COMMENT UN JEU VIDÉO PEUT-IL RENDRE ACCRO ?

Attention, tous les jeux vidéo ne sont pas à mettre dans le même panier. En ce qui concerne les adolescents qui, scotchés à leurs manettes, passent avérer problématique, mais elle est le plus souvent transitoire. Elle relève davantage de la passion que de la véritable accoutumance.

Pour les psychiatres, la véritable dépendance concerne les jeux en réseau, les fameux jeux de rôle en ligne massivement multijoueurs (MMORPG selon le sigle anglais).

UN MONDE FANTASTIQUE

Dans ce type de jeux vidéo, tels “World of Warcraft” ou “Everquest”, le joueur, représenté par un avatar – son double virtuel – interagit aux côtés d’autres joueurs connectés, dans un monde fantastique riche en aventures et combats de toute sorte. Or, ces jeux sont susceptibles d’engendrer
une passion tournant cette fois à l’obsession. Cela pour plusieurs raisons.

Tout d’abord, ils sont sans fin : ils mettent en scène un monde dit persistant, qui continue d’évoluer même lorsque le joueur n’est pas connecté. “Cela provoque ce que j’appelle l’effet Tamagotchi : le joueur a peur de laisser son avatar tout seul dans le jeu, à l’abandon”, explique Jean-Claude Matysiak, chef du service de traitement des maladies addictives au centre hospitalier de Villeneuve-Saint-Georges (94).

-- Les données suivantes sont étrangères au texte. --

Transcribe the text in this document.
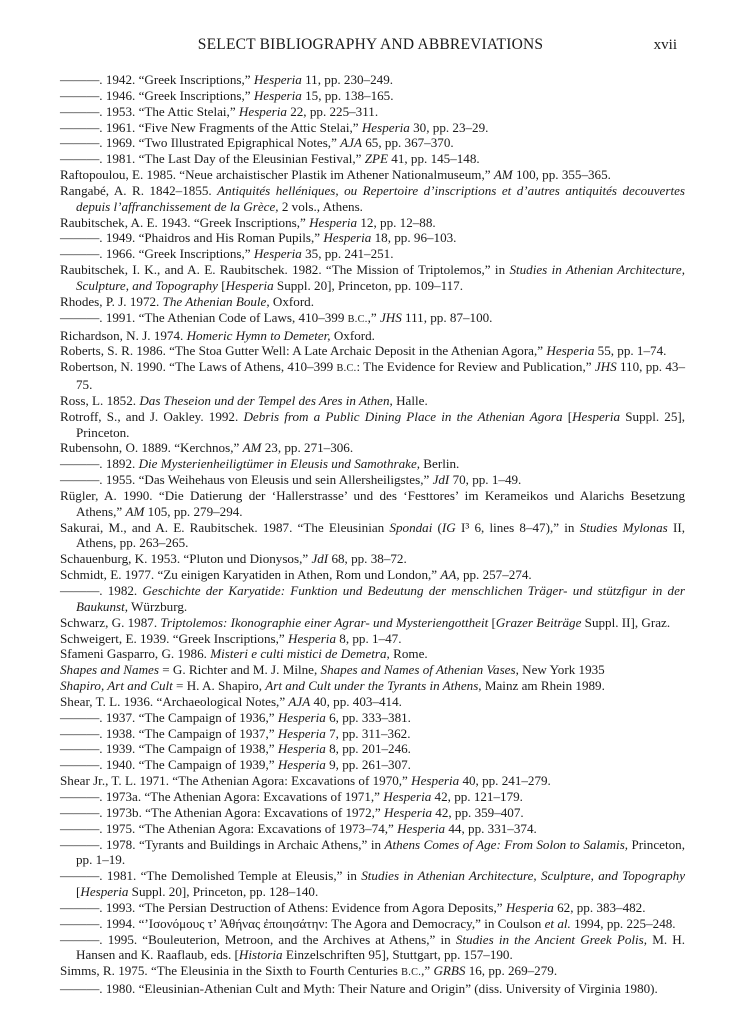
SELECT BIBLIOGRAPHY AND ABBREVIATIONS	xvii
———. 1942. “Greek Inscriptions,” Hesperia 11, pp. 230–249.
———. 1946. “Greek Inscriptions,” Hesperia 15, pp. 138–165.
———. 1953. “The Attic Stelai,” Hesperia 22, pp. 225–311.
———. 1961. “Five New Fragments of the Attic Stelai,” Hesperia 30, pp. 23–29.
———. 1969. “Two Illustrated Epigraphical Notes,” AJA 65, pp. 367–370.
———. 1981. “The Last Day of the Eleusinian Festival,” ZPE 41, pp. 145–148.
Raftopoulou, E. 1985. “Neue archaistischer Plastik im Athener Nationalmuseum,” AM 100, pp. 355–365.
Rangabé, A. R. 1842–1855. Antiquités helléniques, ou Repertoire d’inscriptions et d’autres antiquités decouvertes depuis l’affranchissement de la Grèce, 2 vols., Athens.
Raubitschek, A. E. 1943. “Greek Inscriptions,” Hesperia 12, pp. 12–88.
———. 1949. “Phaidros and His Roman Pupils,” Hesperia 18, pp. 96–103.
———. 1966. “Greek Inscriptions,” Hesperia 35, pp. 241–251.
Raubitschek, I. K., and A. E. Raubitschek. 1982. “The Mission of Triptolemos,” in Studies in Athenian Architecture, Sculpture, and Topography [Hesperia Suppl. 20], Princeton, pp. 109–117.
Rhodes, P. J. 1972. The Athenian Boule, Oxford.
———. 1991. “The Athenian Code of Laws, 410–399 B.C.,” JHS 111, pp. 87–100.
Richardson, N. J. 1974. Homeric Hymn to Demeter, Oxford.
Roberts, S. R. 1986. “The Stoa Gutter Well: A Late Archaic Deposit in the Athenian Agora,” Hesperia 55, pp. 1–74.
Robertson, N. 1990. “The Laws of Athens, 410–399 B.C.: The Evidence for Review and Publication,” JHS 110, pp. 43–75.
Ross, L. 1852. Das Theseion und der Tempel des Ares in Athen, Halle.
Rotroff, S., and J. Oakley. 1992. Debris from a Public Dining Place in the Athenian Agora [Hesperia Suppl. 25], Princeton.
Rubensohn, O. 1889. “Kerchnos,” AM 23, pp. 271–306.
———. 1892. Die Mysterienheiligtümer in Eleusis und Samothrake, Berlin.
———. 1955. “Das Weihehaus von Eleusis und sein Allersheiligstes,” JdI 70, pp. 1–49.
Rügler, A. 1990. “Die Datierung der ‘Hallerstrasse’ und des ‘Festtores’ im Kerameikos und Alarichs Besetzung Athens,” AM 105, pp. 279–294.
Sakurai, M., and A. E. Raubitschek. 1987. “The Eleusinian Spondai (IG I³ 6, lines 8–47),” in Studies Mylonas II, Athens, pp. 263–265.
Schauenburg, K. 1953. “Pluton und Dionysos,” JdI 68, pp. 38–72.
Schmidt, E. 1977. “Zu einigen Karyatiden in Athen, Rom und London,” AA, pp. 257–274.
———. 1982. Geschichte der Karyatide: Funktion und Bedeutung der menschlichen Träger- und stützfigur in der Baukunst, Würzburg.
Schwarz, G. 1987. Triptolemos: Ikonographie einer Agrar- und Mysteriengottheit [Grazer Beiträge Suppl. II], Graz.
Schweigert, E. 1939. “Greek Inscriptions,” Hesperia 8, pp. 1–47.
Sfameni Gasparro, G. 1986. Misteri e culti mistici de Demetra, Rome.
Shapes and Names = G. Richter and M. J. Milne, Shapes and Names of Athenian Vases, New York 1935
Shapiro, Art and Cult = H. A. Shapiro, Art and Cult under the Tyrants in Athens, Mainz am Rhein 1989.
Shear, T. L. 1936. “Archaeological Notes,” AJA 40, pp. 403–414.
———. 1937. “The Campaign of 1936,” Hesperia 6, pp. 333–381.
———. 1938. “The Campaign of 1937,” Hesperia 7, pp. 311–362.
———. 1939. “The Campaign of 1938,” Hesperia 8, pp. 201–246.
———. 1940. “The Campaign of 1939,” Hesperia 9, pp. 261–307.
Shear Jr., T. L. 1971. “The Athenian Agora: Excavations of 1970,” Hesperia 40, pp. 241–279.
———. 1973a. “The Athenian Agora: Excavations of 1971,” Hesperia 42, pp. 121–179.
———. 1973b. “The Athenian Agora: Excavations of 1972,” Hesperia 42, pp. 359–407.
———. 1975. “The Athenian Agora: Excavations of 1973–74,” Hesperia 44, pp. 331–374.
———. 1978. “Tyrants and Buildings in Archaic Athens,” in Athens Comes of Age: From Solon to Salamis, Princeton, pp. 1–19.
———. 1981. “The Demolished Temple at Eleusis,” in Studies in Athenian Architecture, Sculpture, and Topography [Hesperia Suppl. 20], Princeton, pp. 128–140.
———. 1993. “The Persian Destruction of Athens: Evidence from Agora Deposits,” Hesperia 62, pp. 383–482.
———. 1994. “’Ισονόμους τ’ Ἀθήνας ἐποιησάτην: The Agora and Democracy,” in Coulson et al. 1994, pp. 225–248.
———. 1995. “Bouleuterion, Metroon, and the Archives at Athens,” in Studies in the Ancient Greek Polis, M. H. Hansen and K. Raaflaub, eds. [Historia Einzelschriften 95], Stuttgart, pp. 157–190.
Simms, R. 1975. “The Eleusinia in the Sixth to Fourth Centuries B.C.,” GRBS 16, pp. 269–279.
———. 1980. “Eleusinian-Athenian Cult and Myth: Their Nature and Origin” (diss. University of Virginia 1980).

En outre, lorsqu’il ne joue pas, le joueur n’augmente pas la puissance de son avatar. Enfin, le jeu crée un phénomène de communauté très rassurant : le joueur appartient à un groupe, il combat aux côtés d’autres passionnés, discute avec eux sur des forums, etc. “Il y a donc une reconnaissance par les pairs rassurante”, observe Julie Caillon, psychologue à l’université de Nantes.

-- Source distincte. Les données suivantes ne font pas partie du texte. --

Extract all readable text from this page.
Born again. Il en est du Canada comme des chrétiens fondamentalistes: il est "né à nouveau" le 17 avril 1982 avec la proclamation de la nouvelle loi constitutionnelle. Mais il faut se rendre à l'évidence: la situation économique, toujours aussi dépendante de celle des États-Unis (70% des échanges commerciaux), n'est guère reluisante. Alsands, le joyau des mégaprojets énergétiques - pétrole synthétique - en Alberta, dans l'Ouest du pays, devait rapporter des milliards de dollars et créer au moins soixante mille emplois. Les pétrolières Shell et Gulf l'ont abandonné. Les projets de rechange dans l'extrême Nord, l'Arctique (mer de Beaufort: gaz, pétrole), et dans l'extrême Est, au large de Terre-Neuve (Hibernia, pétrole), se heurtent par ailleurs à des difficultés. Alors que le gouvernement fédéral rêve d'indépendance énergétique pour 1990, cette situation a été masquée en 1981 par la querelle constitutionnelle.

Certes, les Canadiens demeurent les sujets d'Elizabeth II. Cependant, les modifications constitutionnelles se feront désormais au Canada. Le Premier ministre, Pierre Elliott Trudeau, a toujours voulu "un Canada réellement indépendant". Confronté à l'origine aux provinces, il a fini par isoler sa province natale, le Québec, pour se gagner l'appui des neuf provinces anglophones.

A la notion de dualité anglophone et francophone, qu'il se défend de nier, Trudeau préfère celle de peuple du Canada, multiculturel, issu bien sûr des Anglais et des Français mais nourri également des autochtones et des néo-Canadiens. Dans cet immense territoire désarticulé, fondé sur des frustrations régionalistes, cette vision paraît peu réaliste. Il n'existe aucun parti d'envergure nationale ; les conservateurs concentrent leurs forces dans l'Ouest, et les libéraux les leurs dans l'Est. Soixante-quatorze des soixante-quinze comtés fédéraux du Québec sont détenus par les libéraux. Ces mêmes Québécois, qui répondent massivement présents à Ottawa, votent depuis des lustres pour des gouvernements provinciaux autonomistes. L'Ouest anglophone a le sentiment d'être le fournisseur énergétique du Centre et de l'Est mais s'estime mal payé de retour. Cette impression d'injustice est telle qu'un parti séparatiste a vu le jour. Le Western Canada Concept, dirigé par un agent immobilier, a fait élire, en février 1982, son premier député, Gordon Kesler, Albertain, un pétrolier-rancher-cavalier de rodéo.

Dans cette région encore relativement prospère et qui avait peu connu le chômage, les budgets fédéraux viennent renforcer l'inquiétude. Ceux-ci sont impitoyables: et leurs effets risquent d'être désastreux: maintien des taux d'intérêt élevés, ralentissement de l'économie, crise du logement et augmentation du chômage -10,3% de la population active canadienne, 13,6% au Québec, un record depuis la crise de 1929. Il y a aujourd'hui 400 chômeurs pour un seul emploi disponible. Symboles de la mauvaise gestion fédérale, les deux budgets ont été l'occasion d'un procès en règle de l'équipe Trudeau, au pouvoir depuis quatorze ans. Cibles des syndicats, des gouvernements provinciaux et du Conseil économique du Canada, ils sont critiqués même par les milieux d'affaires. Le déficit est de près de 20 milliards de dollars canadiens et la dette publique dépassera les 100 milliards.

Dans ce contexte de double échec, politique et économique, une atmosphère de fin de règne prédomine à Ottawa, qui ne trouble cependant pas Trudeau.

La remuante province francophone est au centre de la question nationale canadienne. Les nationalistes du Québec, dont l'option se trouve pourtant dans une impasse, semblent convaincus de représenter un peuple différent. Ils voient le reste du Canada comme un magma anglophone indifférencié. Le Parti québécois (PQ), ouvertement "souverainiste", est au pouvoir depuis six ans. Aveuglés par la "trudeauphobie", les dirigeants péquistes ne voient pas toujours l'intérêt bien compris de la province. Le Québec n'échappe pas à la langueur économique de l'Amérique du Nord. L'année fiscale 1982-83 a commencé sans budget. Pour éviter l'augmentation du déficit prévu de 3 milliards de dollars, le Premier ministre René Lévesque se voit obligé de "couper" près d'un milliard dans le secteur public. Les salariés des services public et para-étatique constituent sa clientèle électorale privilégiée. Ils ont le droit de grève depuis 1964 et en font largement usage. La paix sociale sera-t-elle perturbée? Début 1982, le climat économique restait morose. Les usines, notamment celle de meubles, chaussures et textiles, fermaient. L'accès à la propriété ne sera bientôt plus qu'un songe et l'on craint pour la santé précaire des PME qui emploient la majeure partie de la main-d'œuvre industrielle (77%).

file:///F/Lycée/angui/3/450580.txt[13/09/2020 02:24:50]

Pour autant, l’addiction à ces jeux vidéo reste un phénomène marginal. Si aucune étude épidémiologique n’a encore été publiée en France, un rapport de l’Assemblée nationale de novembre 2008, se référant à des données issues du Canada, des Etats-Unis, d’Australie, de Nouvelle-Zélande et d’Europe du Nord, évaluait “la prévalence des joueurs problématiques et pathologiques” entre 1 et 3 % des joueurs qui ont déjà utilisé des jeux en ligne.

LE JEU VIDÉO DEVIENT UN REFUGE

Il s’agit essentiellement de garçons âgés de 16 à 30 ans, célibataires. “On ne devient jamais addict par hasard. C’est une autothérapie qui vient soulager une souffrance interne”, précise Jean-Claude Matysiak. Et de citer trois profils concernés : adolescents angoissés par l’avenir issus de familles étouffantes, jeunes ayant vécu des traumatismes à répétition durant l’enfance, individus venant de subir un choc émotionnel violent, comme la perte d’un parent.

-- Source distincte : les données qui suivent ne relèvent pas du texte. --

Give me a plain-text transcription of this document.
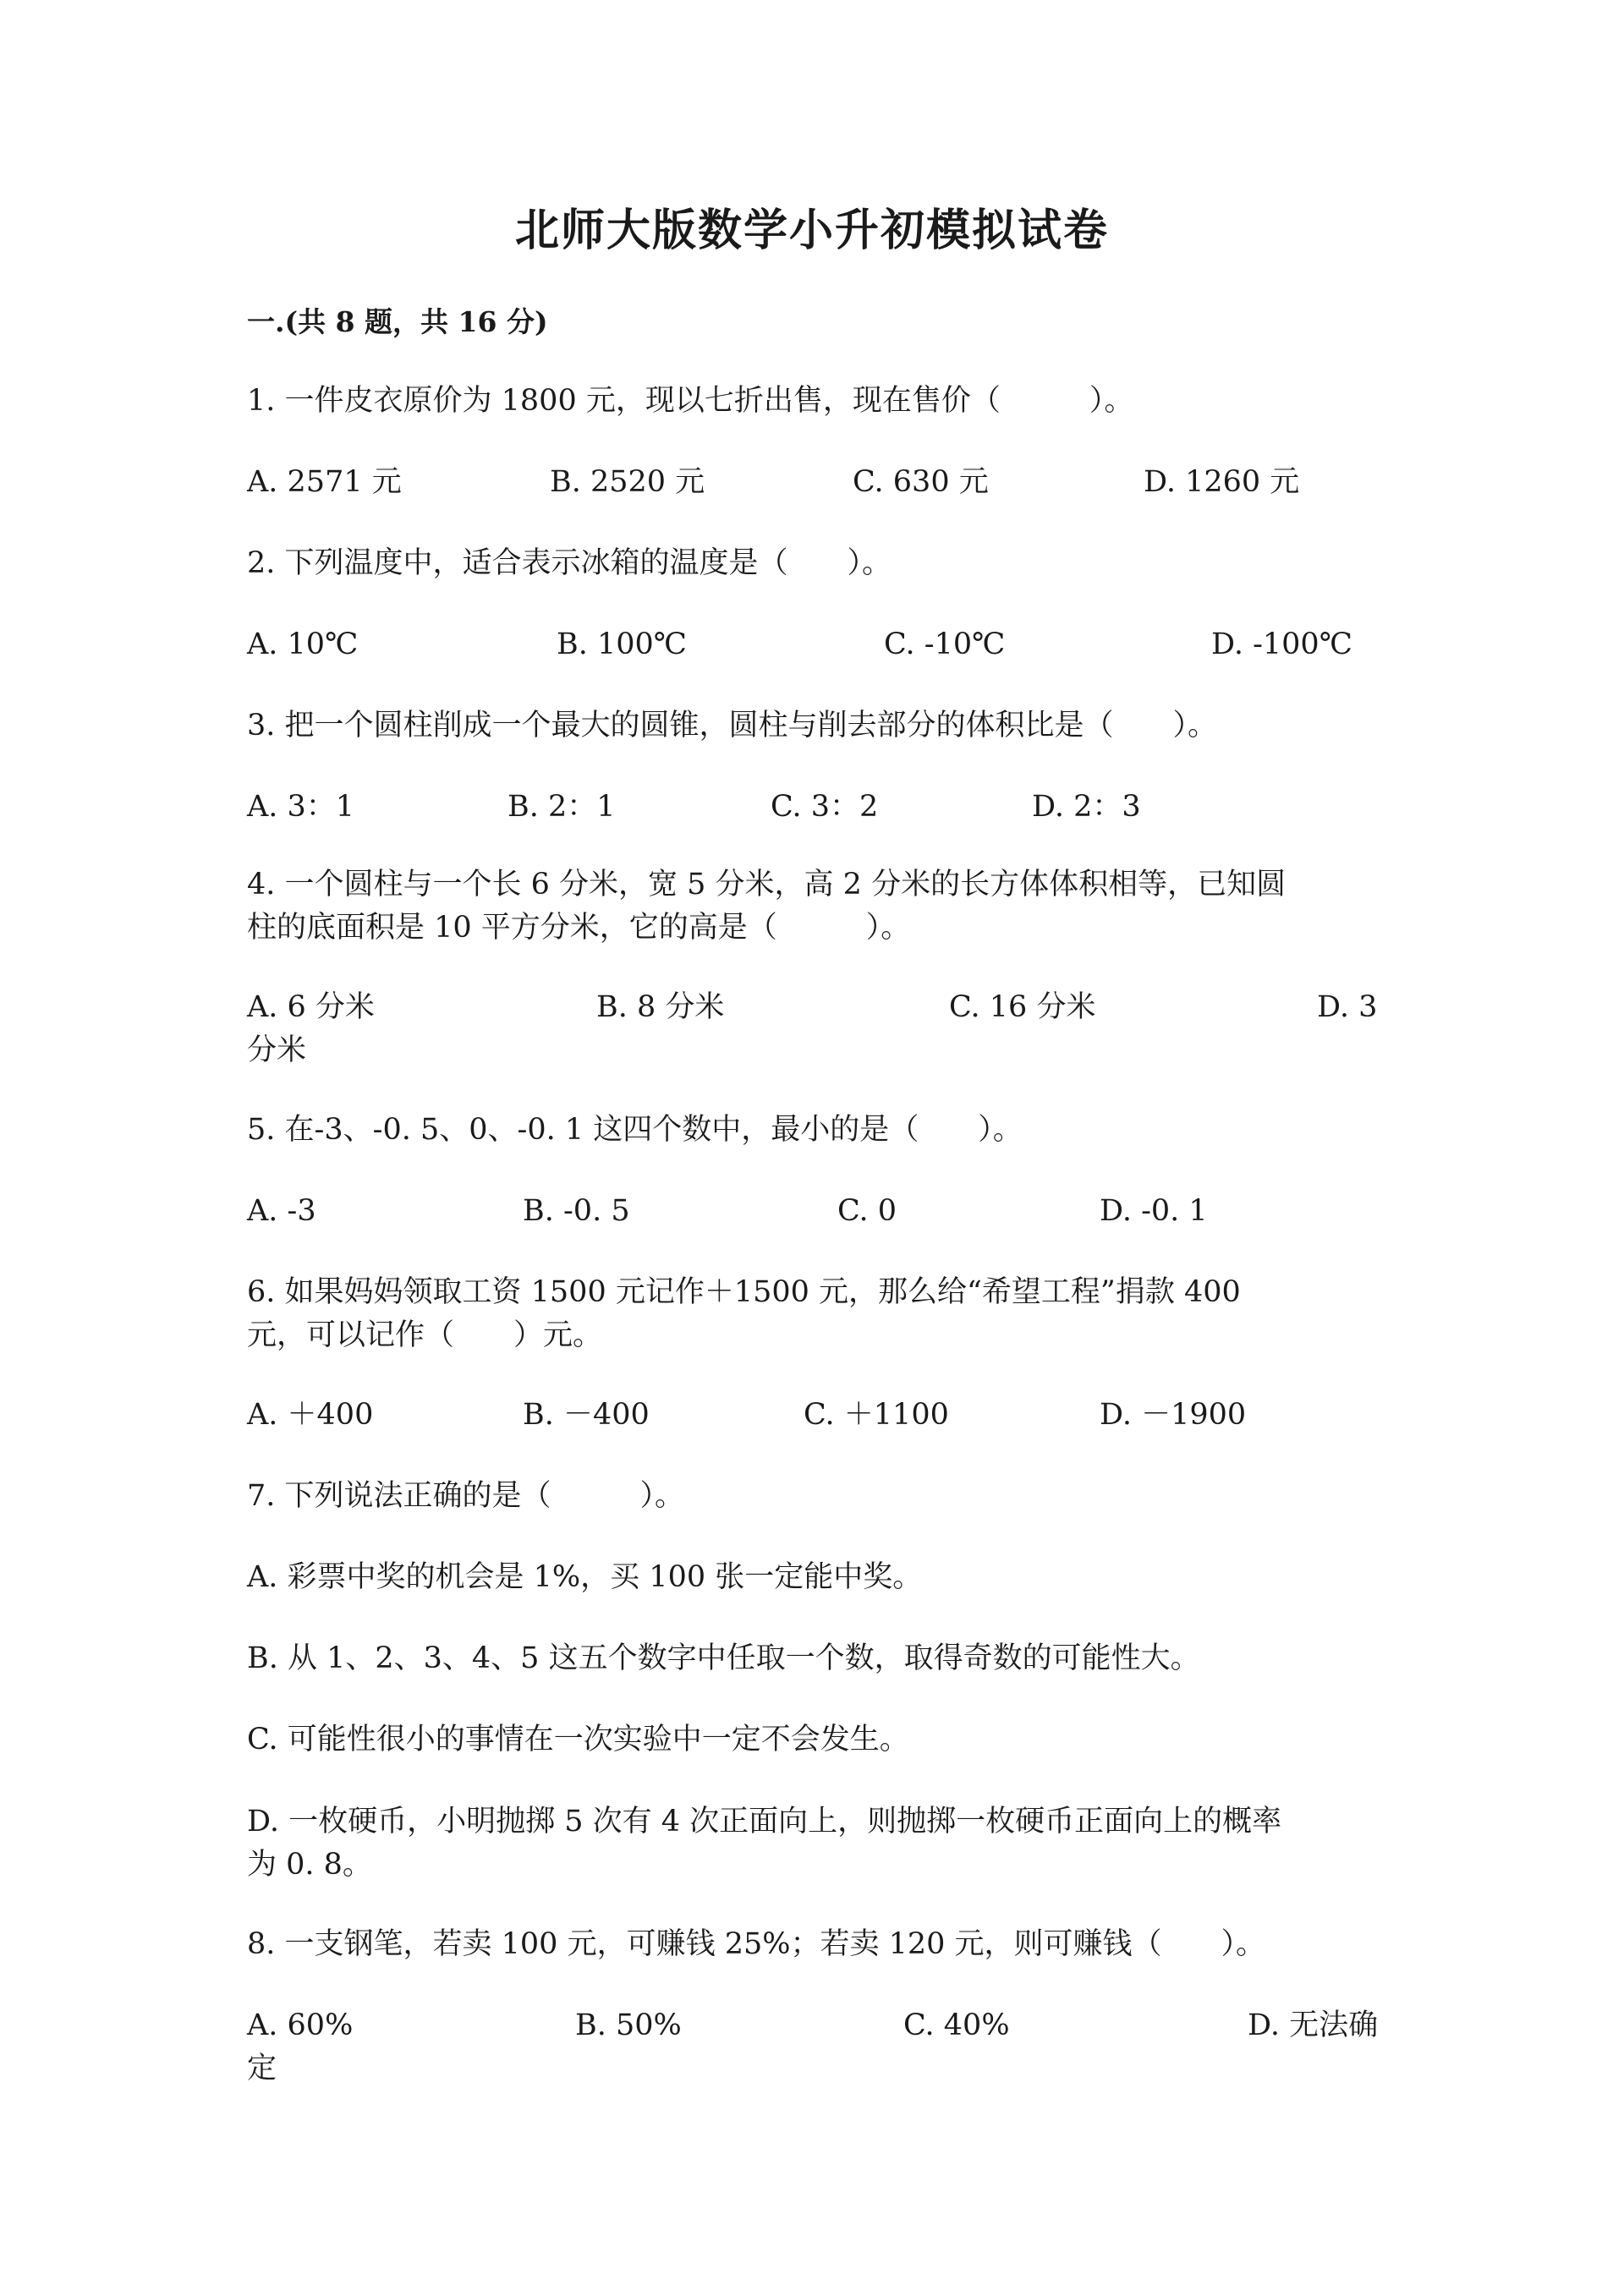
北师大版数学小升初模拟试卷
一.(共 8 题，共 16 分)
1. 一件皮衣原价为 1800 元，现以七折出售，现在售价（　　　）。
A. 2571 元	B. 2520 元	C. 630 元	D. 1260 元
2. 下列温度中，适合表示冰箱的温度是（　　）。
A. 10℃	B. 100℃	C. -10℃	D. -100℃
3. 把一个圆柱削成一个最大的圆锥，圆柱与削去部分的体积比是（　　）。
A. 3：1	B. 2：1	C. 3：2	D. 2：3
4. 一个圆柱与一个长 6 分米，宽 5 分米，高 2 分米的长方体体积相等，已知圆
柱的底面积是 10 平方分米，它的高是（　　　）。
A. 6 分米	B. 8 分米	C. 16 分米	D. 3
分米
5. 在-3、-0. 5、0、-0. 1 这四个数中，最小的是（　　）。
A. -3	B. -0. 5	C. 0	D. -0. 1
6. 如果妈妈领取工资 1500 元记作＋1500 元，那么给“希望工程”捐款 400
元，可以记作（　　）元。
A. ＋400	B. －400	C. ＋1100	D. －1900
7. 下列说法正确的是（　　　）。
A. 彩票中奖的机会是 1%，买 100 张一定能中奖。
B. 从 1、2、3、4、5 这五个数字中任取一个数，取得奇数的可能性大。
C. 可能性很小的事情在一次实验中一定不会发生。
D. 一枚硬币，小明抛掷 5 次有 4 次正面向上，则抛掷一枚硬币正面向上的概率
为 0. 8。
8. 一支钢笔，若卖 100 元，可赚钱 25%；若卖 120 元，则可赚钱（　　）。
A. 60%	B. 50%	C. 40%	D. 无法确
定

Le jeu devient alors un refuge. D’abord supposée maîtrisable, la conduite dérape. Initiée pour le plaisir, elle finit par être pratiquée pour éviter de se sentir mal. L’objet de l’addiction devient le centre de l’existence, avec des conséquences néfastes sur la vie sociale, affective, professionnelle.

Obnubilés, les accros des jeux en ligne en oublient de manger, ne sortent plus de chez eux, ne se lavent plus. “Le corps a moins d’importance puisque sa représentation est dans le jeu”, note Julie Caillon.

Sans doute peut-on retrouver un socle biologique commun à toutes les addictions : la drogue et le jeu déclenchent la sécrétion de dopamine, l’hormone du plaisir, dans le cerveau. Avec l’évolution des technologies et la libéralisation des jeux d’argent, ces addictions comportementales ne semblent pas près de disparaître.

En témoigne la création en 2008 du Centre de référence sur le jeu excessif, à Nantes, qui vise à développer la recherche et la prévention dans ce domaine.